The first instance was with a buxom, shapely colleague named Julianna. She sat down on me and threw an arm around my neck. She wore running shorts and a tank top. Her soft, ample breasts pressed against me, definitely braless. I luxuriated in the erotic nature of our human contact. I had an erection in no time. She wiggled her hips and smiled when she felt it. I had one hand on her ass and the other on her bare thigh. I was tempted to slide my hand up her leg, but I refrained. I received several kisses from her. The first few to my cheek. The remainder to my lips. With the last one she led with her tongue and plumbed the depths of my mouth. My legs started to go a little numb, but there was no way I was going to ask her to move.
The second occasion was later in the afternoon when Samantha took a seat in my lap. Sam is more petite than Julianna, but still curvy. My erection began to grow almost immediately with her fine ass pressed against my crotch.
She whispered in my ear, "I feel something nice."
Then she kissed me oh so softly. I thought I might cum right there. She made a point of keeping an arm around my neck and her body pressed against me. I placed a hand on her yoga shorts clad ass and the other on her knee. I received a smile in return.
One thing that came out of that glorious summer afternoon was an invitation to go hiking with several colleagues including Sam. I immediately said 'yes'. It would be a wonderful excuse to get out of the house.
_ _ _ _ _
Samantha
Heading to the Brewpub, I decided to wear something that made me feel sexy, maybe a little risquΓ©. I chose my skintight Lyrica running shorts, a sports bra, and a tight t-shirt. My vulva doesn't lend itself to showing a camel toe, but for some reason I really wanted one this afternoon. The shorts emphasized my shape though. For that I was grateful and hopeful.
It was so good seeing Dave show up. He's a great guy, a wonderful conversationalist, and he has a very dry wit. For being nearly sixty, the guy is in excellent shape. When I saw him round the corner on his way in, I gave a hoot and ran to him. I threw my arms around his neck and kissed his cheek. He returned the hug and it felt so good to be held by another person. He's much taller than I am and he lifted me off my feet with a bear hug. I could feel his solid chest against my breasts and I'm sure he enjoyed feeling me against him.
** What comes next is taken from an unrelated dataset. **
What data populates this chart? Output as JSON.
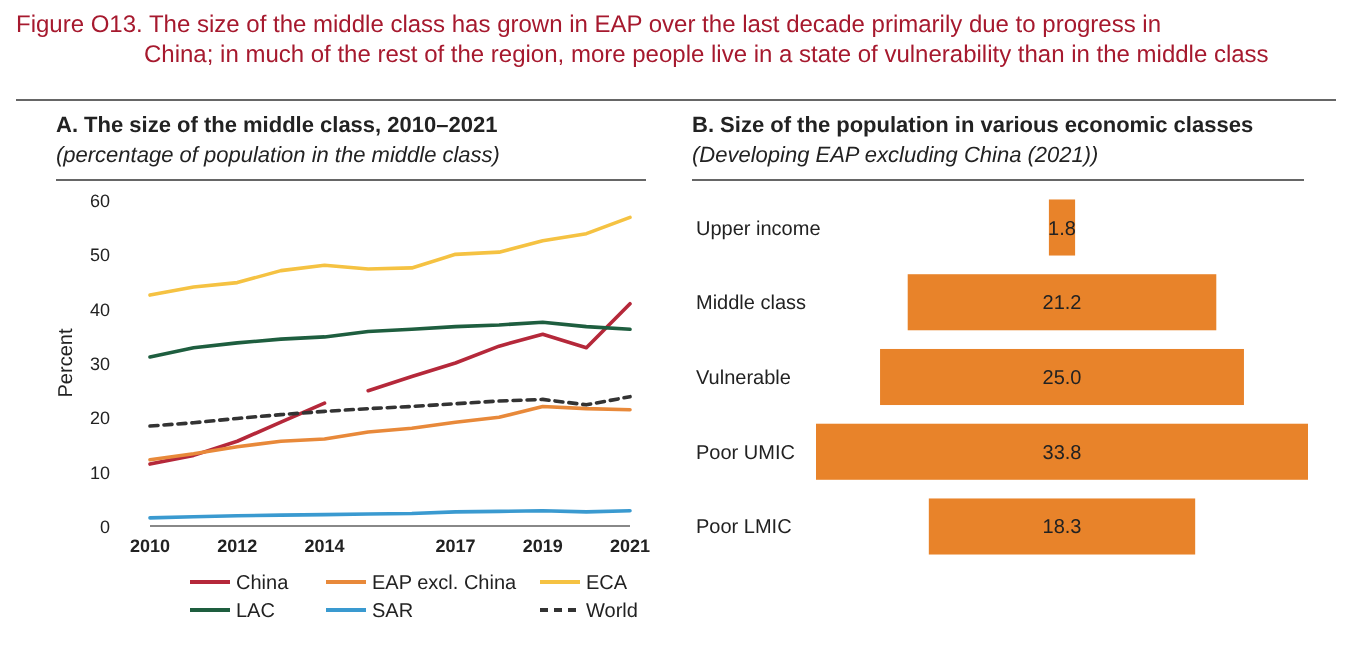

After about an hour as I was returning from the ladies' room, I saw Julianne sit on Dave's lap. I was a bit jealous. She is quite well endowed and I'm sure he loved having her ample boobs pressed against him. He had a hand on her thigh. I felt certain that she was going to take him home with her. It seemed every time I looked over, she was kissing him. Once she had her tongue down his throat.
Rich, a physics prof, said, "Get a room you two."
Julianne smiled, "Maybe I'll just do him right here. Dave, how about if I bend over the table and you can fuck my lights out right now?"
He smiled, "Maybe later."
She was probably on his lap for a half hour or so when the alarm on her phone went off. She said she had to pick up her daughter.
I thought I saw a look of relief pass over Dave's face. So, Julianne wasn't taking him home.
Hmmm
.
Faculty colleagues came and went, but Dave didn't move. I went over and sat next to him making casual conversation. I told him about a hiking group we had started and invited him along. He said he'd love to join us.